Le Tribunal de Grande Instance a retenu la responsabilité du médecin généraliste d'une part, pour avoir failli à ses devoirs thérapeutiques et d'autre part, pour défaut d'information et de conseil. Les magistrats ont en effet retenu que "la relation entre médecin et patient repose sur le principe de confiance qui fonde le libre choix par le malade de son médecin. Un médecin ne peut exiger de son patient plus de compréhension de la posologie qu'il n'en a lui-même". Les magistrats ont en effet estimé que la patiente, en s'en tenant strictement aux prescriptions de son médecin généraliste qui ne l'a pas informée des effets nocifs de l'utilisation prolongée du traitement régulièrement renouvelé, n'a pas commis de faute. Par ailleurs, la responsabilité du médicament n'a pas été retenue dans la mesure où c'est uniquement son utilisation prolongée qui a posé un problème.
Le médecin généraliste a ainsi été condamné à verser 27 533 à sa patiente.
Ce que dit la loi
L'article L. 1111-2 du Code de la santé publique précise que : "Toute personne a le droit d'être informée sur son état de santé. Cette information porte sur les différentes investigations, traitements ou actions de prévention qui sont proposés, leur utilité, leur urgence éventuelle, leurs conséquences, les risques fréquents ou graves normalement prévisibles qu'ils comportent ainsi que sur les autres solutions possibles et sur les conséquences prévisibles en cas de refus". Par ailleurs, l'article R. 4127-34 indique que : "Le médecin doit formuler ses prescriptions avec toute la clarté indispensable, veiller à leur compréhension par le patient et son entourage et s'efforcer d'en obtenir la bonne exécution". Enfin, l'article R. 4127-40 du Code la santé publique interdit au médecin de "faire courir au patient un risque injustifié" dans les thérapeutiques qu'il prescrit.
Les conseils
Lorsqu'il prescrit un traitement, le médecin doit non seulement informer le patient sur l'intérêt de ce traitement, mais aussi sur les précautions à prendre dans le cadre de ce traitement, sur la surveillance à respecter pendant le traitement, sur ses effets secondaires éventuels (risques fréquents ou graves normalement prévisibles), sur sa fréquence et sa posologie. Ainsi, dans cette affaire, le médecin généraliste aurait dû informer sa patiente sur les effets secondaires du collyre à base de corticoïde en cas de prise prolongée, et sur la nécessité de consulter un ophtalmologiste le cas échéant. Rappelons que dans le cadre d'une procédure en responsabilité médicale, c'est au médecin qu'il appartient de prouver qu'il a bien informé son patient sur la prescription du traitement. Aussi doit-il mentionner dans le dossier médical du patient l'ensemble des informations qu'il lui aura délivrées au cours de l'entretien individuel.

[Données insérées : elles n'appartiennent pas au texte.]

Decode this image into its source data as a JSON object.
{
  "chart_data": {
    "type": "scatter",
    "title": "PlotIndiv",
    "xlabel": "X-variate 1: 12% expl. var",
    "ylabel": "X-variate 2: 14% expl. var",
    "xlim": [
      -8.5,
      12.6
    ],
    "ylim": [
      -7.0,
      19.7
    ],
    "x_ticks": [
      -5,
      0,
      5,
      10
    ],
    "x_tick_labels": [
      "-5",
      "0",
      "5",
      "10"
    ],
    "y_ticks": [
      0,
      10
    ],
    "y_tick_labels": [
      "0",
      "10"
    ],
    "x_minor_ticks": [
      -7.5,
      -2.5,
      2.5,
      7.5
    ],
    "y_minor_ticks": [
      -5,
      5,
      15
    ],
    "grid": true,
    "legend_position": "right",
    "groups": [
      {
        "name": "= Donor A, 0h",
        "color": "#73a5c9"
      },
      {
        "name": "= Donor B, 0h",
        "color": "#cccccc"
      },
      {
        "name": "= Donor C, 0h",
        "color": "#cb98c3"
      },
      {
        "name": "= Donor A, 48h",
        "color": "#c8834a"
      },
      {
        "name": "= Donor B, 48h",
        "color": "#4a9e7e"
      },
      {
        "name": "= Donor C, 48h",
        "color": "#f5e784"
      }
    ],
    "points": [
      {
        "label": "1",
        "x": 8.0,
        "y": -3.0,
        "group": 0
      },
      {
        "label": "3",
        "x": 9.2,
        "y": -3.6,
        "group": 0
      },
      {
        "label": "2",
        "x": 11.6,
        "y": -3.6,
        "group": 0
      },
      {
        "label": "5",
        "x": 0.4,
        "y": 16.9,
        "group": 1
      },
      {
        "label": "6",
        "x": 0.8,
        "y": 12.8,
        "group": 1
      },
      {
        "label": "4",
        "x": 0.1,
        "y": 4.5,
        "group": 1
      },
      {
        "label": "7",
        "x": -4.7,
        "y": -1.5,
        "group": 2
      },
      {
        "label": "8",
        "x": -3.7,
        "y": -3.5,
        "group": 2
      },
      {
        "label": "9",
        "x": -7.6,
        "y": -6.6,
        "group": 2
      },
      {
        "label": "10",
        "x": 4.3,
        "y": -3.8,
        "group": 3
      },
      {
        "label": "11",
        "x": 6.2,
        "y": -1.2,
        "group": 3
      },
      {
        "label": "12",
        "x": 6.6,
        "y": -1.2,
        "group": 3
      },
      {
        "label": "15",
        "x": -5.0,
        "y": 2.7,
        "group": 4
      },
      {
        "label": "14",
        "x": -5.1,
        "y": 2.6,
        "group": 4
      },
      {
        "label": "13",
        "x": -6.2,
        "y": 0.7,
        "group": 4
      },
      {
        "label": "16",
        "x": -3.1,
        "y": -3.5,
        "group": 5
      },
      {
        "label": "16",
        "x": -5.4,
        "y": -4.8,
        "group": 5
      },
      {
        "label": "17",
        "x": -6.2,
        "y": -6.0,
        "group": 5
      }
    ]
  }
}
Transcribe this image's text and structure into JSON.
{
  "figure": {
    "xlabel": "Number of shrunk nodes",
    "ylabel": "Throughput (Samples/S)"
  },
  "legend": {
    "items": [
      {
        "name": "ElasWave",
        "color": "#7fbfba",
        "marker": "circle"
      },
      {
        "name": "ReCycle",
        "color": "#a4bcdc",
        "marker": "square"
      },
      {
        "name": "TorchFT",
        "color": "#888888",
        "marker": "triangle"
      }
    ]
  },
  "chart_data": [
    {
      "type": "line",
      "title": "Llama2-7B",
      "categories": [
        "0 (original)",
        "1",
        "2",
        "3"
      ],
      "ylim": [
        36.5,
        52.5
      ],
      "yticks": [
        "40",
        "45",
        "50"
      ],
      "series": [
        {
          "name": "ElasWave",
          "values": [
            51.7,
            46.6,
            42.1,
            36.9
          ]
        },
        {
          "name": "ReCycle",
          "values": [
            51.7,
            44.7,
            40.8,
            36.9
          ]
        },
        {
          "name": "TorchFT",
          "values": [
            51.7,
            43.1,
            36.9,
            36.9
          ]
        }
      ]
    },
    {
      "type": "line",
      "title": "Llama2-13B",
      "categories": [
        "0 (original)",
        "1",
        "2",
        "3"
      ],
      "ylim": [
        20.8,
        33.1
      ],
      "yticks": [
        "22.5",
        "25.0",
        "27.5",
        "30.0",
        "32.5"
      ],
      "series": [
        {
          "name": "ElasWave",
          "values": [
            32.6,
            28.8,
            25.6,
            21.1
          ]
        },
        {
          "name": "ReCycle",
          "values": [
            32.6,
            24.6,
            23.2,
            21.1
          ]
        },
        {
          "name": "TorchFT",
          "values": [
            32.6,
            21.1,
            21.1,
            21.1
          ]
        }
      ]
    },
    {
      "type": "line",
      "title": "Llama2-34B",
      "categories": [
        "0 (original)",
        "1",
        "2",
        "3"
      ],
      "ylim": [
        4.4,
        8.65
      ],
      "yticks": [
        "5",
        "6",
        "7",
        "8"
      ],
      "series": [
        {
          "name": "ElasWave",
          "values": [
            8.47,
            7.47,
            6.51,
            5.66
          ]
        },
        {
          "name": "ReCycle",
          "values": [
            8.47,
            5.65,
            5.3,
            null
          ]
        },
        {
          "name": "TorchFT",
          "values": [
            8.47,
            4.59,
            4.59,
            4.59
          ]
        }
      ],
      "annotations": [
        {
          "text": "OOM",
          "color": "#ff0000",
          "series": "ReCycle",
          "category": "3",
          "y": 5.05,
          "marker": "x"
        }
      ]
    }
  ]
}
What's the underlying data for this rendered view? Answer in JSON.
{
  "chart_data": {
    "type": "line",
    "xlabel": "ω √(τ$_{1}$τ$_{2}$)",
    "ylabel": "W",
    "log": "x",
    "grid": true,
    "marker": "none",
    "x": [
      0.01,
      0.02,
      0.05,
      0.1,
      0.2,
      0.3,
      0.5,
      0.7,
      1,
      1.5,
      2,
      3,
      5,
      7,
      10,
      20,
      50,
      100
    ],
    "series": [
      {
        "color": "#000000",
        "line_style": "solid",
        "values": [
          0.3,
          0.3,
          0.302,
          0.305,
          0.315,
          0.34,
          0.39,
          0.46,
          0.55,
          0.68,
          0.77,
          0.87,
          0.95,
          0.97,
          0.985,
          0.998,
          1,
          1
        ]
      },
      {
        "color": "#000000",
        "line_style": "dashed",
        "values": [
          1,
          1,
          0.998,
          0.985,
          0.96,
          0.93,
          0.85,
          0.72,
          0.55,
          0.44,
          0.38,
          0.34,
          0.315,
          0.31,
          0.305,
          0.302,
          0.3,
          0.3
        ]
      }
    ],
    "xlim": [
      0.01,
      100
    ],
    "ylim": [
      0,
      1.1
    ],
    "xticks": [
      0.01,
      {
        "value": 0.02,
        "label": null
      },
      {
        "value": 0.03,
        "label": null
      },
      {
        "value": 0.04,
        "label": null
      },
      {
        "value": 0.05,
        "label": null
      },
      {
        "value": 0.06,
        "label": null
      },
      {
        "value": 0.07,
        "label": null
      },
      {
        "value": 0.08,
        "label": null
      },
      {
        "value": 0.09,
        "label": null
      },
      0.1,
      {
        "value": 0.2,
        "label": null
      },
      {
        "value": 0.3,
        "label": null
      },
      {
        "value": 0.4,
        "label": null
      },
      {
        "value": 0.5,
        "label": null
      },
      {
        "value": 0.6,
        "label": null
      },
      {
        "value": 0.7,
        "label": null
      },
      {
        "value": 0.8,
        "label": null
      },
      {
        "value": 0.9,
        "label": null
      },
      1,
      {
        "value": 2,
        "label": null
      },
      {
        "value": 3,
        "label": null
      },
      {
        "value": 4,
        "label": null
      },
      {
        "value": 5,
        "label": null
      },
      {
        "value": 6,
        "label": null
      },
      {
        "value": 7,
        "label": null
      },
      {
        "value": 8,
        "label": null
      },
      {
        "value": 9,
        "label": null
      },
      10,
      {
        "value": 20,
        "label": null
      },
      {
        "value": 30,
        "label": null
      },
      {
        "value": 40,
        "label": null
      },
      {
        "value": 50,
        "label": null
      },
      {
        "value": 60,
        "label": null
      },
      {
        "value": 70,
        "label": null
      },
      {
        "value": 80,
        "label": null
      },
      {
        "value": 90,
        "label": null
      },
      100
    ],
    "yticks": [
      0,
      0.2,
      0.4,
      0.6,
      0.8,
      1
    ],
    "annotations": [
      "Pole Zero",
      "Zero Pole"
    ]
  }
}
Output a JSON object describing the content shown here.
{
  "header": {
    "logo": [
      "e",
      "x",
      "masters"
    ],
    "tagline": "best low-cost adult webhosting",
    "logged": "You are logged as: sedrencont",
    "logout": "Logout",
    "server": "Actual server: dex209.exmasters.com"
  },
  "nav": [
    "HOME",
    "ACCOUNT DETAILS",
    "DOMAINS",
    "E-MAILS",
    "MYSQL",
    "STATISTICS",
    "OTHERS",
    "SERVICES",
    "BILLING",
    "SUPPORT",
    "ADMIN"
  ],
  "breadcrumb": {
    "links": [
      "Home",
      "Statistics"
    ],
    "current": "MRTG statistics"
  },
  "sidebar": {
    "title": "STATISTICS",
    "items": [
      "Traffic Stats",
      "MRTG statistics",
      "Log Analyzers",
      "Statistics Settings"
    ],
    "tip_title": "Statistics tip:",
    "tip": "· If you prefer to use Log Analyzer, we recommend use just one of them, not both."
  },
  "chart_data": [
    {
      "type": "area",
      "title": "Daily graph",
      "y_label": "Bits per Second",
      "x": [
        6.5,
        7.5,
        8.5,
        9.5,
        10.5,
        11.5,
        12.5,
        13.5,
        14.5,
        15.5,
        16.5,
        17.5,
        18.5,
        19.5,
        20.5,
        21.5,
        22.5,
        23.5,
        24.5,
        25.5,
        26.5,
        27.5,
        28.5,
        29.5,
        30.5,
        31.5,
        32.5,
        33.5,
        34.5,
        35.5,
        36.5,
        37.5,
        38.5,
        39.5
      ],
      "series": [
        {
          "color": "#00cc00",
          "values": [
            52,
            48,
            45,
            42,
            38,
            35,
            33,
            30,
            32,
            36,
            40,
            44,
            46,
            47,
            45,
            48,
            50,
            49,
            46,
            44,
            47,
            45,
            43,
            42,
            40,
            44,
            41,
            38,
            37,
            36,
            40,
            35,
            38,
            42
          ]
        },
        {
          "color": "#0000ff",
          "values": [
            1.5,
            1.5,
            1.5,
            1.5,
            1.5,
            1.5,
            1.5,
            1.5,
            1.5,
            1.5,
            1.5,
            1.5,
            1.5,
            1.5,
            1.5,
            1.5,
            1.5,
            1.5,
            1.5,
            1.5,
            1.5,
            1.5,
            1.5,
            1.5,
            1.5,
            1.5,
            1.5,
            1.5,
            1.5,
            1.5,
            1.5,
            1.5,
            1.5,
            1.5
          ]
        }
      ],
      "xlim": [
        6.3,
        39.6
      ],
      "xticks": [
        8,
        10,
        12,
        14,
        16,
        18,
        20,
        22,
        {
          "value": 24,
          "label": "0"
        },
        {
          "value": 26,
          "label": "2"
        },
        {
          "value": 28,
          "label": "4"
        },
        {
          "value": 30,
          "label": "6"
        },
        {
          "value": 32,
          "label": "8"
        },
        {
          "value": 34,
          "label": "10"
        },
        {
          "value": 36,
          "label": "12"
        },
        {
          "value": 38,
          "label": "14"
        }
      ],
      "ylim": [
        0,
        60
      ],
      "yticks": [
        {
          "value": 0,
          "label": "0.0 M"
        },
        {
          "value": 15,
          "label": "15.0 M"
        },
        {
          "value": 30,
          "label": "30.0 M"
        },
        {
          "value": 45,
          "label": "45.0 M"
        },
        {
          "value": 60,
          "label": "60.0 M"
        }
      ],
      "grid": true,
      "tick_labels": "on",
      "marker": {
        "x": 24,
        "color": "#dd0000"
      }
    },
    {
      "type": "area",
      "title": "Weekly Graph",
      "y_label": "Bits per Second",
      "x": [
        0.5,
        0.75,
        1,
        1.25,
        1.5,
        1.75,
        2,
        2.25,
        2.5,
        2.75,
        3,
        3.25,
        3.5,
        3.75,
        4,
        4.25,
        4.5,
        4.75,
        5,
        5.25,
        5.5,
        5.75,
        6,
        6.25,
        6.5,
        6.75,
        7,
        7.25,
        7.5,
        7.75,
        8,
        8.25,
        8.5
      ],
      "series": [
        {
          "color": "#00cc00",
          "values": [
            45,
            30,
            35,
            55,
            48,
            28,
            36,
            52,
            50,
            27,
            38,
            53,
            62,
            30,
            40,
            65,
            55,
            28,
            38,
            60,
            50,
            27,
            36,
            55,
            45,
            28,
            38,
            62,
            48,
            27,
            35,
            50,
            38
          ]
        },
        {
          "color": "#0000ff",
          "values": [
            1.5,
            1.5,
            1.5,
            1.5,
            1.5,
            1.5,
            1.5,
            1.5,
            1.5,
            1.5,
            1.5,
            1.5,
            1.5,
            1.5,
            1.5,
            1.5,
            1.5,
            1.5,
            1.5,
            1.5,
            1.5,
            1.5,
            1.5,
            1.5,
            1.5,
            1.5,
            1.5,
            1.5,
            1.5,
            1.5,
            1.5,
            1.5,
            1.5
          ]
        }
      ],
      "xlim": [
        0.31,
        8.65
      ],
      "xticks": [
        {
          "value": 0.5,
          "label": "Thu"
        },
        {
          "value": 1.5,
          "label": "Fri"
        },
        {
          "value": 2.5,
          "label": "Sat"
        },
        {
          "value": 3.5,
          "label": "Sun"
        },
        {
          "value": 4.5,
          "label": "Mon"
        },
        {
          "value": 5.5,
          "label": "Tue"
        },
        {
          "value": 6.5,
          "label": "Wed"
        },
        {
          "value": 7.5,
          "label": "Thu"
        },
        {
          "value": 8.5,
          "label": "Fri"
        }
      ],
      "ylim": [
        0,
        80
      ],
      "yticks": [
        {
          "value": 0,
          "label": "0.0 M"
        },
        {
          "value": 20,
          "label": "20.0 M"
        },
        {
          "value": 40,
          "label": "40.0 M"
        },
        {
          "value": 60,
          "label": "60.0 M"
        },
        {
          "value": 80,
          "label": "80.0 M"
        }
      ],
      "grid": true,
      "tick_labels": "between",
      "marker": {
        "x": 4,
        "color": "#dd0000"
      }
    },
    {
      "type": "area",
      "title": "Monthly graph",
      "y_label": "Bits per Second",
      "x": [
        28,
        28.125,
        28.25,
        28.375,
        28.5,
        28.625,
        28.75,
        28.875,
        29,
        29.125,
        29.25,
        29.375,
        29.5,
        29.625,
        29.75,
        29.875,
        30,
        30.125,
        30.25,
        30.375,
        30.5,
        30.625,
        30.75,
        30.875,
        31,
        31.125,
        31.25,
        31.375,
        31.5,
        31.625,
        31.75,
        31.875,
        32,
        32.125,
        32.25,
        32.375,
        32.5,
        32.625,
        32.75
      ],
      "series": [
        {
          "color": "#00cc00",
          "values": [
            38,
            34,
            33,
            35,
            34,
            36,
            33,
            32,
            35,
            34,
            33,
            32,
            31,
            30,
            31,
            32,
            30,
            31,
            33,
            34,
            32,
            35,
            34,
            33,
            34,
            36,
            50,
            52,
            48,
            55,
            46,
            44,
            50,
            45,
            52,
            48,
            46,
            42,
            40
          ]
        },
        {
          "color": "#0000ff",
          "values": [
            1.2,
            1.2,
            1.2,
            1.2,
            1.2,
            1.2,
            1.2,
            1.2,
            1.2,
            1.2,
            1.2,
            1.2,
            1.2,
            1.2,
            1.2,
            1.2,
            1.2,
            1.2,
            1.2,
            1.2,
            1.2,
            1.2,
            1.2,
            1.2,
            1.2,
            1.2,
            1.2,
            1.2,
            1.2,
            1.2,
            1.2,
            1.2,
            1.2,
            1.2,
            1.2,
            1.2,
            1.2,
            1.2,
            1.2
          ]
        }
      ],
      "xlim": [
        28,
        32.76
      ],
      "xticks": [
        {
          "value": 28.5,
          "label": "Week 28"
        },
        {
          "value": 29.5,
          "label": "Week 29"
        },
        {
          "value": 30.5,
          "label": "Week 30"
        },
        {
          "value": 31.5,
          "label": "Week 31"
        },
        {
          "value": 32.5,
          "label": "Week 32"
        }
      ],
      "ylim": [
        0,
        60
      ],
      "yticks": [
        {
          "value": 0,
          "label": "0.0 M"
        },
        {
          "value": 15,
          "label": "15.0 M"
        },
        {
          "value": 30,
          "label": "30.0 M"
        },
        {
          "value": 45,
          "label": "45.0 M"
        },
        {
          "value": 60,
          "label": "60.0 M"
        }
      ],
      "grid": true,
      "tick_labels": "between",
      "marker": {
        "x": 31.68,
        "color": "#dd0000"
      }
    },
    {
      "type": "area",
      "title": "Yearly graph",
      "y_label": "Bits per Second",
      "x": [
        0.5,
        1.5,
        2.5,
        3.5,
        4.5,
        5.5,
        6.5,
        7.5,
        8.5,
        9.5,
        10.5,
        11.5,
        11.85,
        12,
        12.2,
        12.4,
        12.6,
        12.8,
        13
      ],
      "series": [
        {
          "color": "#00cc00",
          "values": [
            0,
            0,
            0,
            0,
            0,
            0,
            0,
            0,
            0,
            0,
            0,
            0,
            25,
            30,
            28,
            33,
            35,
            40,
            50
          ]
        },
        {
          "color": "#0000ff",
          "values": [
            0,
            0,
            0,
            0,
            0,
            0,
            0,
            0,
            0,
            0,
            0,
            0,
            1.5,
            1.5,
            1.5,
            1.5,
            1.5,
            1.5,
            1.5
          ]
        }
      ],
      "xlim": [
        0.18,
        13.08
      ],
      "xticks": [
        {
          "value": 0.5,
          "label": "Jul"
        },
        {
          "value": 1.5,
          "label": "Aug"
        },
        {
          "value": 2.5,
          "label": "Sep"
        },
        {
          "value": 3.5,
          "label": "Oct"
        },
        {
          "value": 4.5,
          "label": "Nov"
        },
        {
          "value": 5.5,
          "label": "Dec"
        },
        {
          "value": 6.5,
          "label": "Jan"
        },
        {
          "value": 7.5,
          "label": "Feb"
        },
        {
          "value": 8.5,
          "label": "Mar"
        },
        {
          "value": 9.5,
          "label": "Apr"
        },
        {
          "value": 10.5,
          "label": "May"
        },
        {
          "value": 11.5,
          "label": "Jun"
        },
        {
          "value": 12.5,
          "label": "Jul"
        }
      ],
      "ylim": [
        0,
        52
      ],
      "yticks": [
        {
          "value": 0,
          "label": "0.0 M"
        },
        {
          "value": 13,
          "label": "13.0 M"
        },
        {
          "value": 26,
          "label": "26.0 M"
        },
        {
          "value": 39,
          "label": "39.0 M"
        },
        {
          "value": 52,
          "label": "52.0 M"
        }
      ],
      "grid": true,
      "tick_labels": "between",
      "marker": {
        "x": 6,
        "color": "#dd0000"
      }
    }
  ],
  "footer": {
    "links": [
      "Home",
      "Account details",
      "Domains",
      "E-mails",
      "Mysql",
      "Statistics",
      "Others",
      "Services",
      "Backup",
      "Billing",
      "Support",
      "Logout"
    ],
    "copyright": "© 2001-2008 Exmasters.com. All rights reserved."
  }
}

Enfin, retenons également que le médecin n'aurait pas dû prescrire de manière répétée ce collyre, connaissant les effets secondaires qu'une telle prescription pouvait entraîner. Bien plus, il aurait dû, constatant que la pathologie ne s'améliorait pas, s'adjoindre l'avis d'un ophtalmologiste ou orienter directement sa patiente vers un tel spécialiste.